All Canada, All Day, With Kenneth Oppel




The Internet is celebrating literary Canada today. While I've written in the past about my obsession with Margaret Atwood, touched on my life-changing experience with Robertson Davies, and described Mordecai Richler (probably my favorite Canadian author) as a friend of my youth, I'm going to give today's post to Toronto resident Kenneth Oppel.

This is rather brassy of me, given that I've only read two of his books, Airborn and Skywalker. But they were very good.

Plus, I don't see Oppel being referred to often as a "Canadian writer." Sure bios will say he's won this Canadian award or other, but I don't think he's identified as a Canadian writer the way some of the Canadian writers I've known since college are Canadian writers. Many of those writers' books are set in Canada, and their experiences as Canadians inform their writing. Richler, for instance, is associated with Montreal, and in his later years he wrote about the Quebecois movement. Atwood's Amazing Grace was inspired by a Canadian murder in the nineteenth century.

Based on what I've read about Oppel, I'm guessing that he's more influenced by the time he lives in than the place. He describes himself as being influenced by Star Wars and videogames, which certainly are not limited to any one country, and Roald Dahl, who was from Wales. Airborn and Skybreaker are two well-done thrillers set in an alternative early twentieth century. Perhaps they are close to steampunk, a fantasy subgenre that, like Star Wars, videogames, and Roald Dahl, has an international following.

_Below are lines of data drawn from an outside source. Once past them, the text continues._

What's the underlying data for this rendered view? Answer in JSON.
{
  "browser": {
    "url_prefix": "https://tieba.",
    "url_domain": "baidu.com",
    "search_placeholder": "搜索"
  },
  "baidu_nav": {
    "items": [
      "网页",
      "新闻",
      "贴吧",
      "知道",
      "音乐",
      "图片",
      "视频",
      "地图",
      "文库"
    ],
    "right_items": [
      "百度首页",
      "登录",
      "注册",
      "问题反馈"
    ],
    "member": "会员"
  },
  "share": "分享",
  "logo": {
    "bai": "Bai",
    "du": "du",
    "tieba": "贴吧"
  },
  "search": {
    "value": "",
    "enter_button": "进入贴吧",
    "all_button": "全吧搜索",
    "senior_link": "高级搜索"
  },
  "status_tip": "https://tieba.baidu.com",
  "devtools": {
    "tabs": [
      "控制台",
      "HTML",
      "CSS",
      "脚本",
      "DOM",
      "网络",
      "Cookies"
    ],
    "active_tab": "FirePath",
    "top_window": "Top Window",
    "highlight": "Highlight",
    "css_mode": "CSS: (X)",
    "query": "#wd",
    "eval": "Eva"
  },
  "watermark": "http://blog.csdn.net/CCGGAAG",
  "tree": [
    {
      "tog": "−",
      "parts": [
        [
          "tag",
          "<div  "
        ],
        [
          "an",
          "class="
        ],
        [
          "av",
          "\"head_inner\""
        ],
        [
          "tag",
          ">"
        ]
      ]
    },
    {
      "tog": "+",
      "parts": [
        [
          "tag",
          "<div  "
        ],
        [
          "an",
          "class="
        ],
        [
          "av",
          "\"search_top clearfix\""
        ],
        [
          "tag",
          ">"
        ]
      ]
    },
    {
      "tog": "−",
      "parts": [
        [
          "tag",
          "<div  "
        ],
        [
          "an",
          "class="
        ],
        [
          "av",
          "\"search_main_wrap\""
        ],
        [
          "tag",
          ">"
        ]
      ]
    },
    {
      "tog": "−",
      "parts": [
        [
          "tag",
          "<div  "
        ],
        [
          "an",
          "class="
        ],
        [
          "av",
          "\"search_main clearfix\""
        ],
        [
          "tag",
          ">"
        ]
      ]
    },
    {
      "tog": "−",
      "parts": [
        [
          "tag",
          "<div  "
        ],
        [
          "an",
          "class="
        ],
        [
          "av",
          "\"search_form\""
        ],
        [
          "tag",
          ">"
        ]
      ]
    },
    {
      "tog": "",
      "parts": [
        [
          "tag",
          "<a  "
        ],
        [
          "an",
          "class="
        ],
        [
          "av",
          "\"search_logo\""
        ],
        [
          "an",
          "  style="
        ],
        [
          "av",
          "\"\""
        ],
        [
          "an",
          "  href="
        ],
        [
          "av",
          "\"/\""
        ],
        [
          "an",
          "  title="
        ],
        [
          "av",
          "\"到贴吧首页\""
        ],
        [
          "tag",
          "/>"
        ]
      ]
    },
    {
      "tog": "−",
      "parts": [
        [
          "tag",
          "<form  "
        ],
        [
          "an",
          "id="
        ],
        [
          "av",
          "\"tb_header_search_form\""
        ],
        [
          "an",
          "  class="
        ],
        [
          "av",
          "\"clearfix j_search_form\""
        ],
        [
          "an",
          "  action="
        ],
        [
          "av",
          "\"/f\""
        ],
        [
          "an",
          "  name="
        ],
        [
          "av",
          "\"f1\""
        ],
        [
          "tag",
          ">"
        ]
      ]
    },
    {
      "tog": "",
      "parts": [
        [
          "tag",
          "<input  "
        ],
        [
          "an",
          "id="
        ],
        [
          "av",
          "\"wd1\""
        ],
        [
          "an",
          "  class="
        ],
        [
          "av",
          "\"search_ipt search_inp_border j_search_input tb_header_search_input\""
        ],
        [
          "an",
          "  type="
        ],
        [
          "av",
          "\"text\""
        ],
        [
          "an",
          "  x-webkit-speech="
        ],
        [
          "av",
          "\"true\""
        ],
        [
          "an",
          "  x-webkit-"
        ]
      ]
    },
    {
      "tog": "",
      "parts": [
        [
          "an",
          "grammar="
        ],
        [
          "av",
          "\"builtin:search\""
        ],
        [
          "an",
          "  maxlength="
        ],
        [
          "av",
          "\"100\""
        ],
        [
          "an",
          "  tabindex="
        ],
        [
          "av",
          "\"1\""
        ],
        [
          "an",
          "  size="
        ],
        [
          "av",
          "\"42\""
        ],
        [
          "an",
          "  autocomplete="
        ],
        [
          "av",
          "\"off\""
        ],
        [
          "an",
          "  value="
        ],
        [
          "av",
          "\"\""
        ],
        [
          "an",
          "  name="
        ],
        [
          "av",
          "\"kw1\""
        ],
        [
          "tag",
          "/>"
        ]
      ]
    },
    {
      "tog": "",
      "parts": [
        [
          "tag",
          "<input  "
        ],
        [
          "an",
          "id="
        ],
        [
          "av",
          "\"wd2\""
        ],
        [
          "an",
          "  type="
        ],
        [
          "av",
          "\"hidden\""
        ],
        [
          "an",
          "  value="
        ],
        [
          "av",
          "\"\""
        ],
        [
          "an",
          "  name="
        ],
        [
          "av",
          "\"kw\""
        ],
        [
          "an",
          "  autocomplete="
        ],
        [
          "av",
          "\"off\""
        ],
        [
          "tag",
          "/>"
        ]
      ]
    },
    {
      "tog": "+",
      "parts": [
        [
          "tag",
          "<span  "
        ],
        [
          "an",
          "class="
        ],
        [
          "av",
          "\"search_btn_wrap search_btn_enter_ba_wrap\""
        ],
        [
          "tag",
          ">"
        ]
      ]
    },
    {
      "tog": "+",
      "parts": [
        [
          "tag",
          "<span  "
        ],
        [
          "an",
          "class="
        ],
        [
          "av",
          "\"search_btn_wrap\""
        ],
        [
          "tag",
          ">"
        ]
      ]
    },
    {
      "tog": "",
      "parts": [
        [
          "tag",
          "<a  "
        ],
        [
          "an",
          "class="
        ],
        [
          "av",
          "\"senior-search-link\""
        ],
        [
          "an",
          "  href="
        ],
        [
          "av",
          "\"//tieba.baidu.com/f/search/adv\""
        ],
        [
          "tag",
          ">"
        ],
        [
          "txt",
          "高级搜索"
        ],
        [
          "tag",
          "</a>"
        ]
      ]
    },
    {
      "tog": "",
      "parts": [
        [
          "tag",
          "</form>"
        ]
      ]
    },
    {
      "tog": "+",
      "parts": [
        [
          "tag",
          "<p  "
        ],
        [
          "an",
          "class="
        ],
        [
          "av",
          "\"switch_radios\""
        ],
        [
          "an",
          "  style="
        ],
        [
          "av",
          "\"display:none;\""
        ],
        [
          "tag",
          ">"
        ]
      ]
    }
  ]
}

Now that we have so much "world culture"--all kinds of international media--we may see more and more artists who are products of their time rather than of their place.

2 comments:

TadMack said...

Well, when you read Darkwing you'll definitely get a whole different feel -- not at all influenced by the time in which he lives, but a really successful book nonetheless.

I, too, really love Margaret Atwood. I discovered her in college and felt so smart reading her!

gail said...

When I was in college, we only read her poetry. I don't know if I even knew she wrote fiction then.

I have to admit that I find some of her work a little difficult, which is probably why, I, too, feel smart when I get her.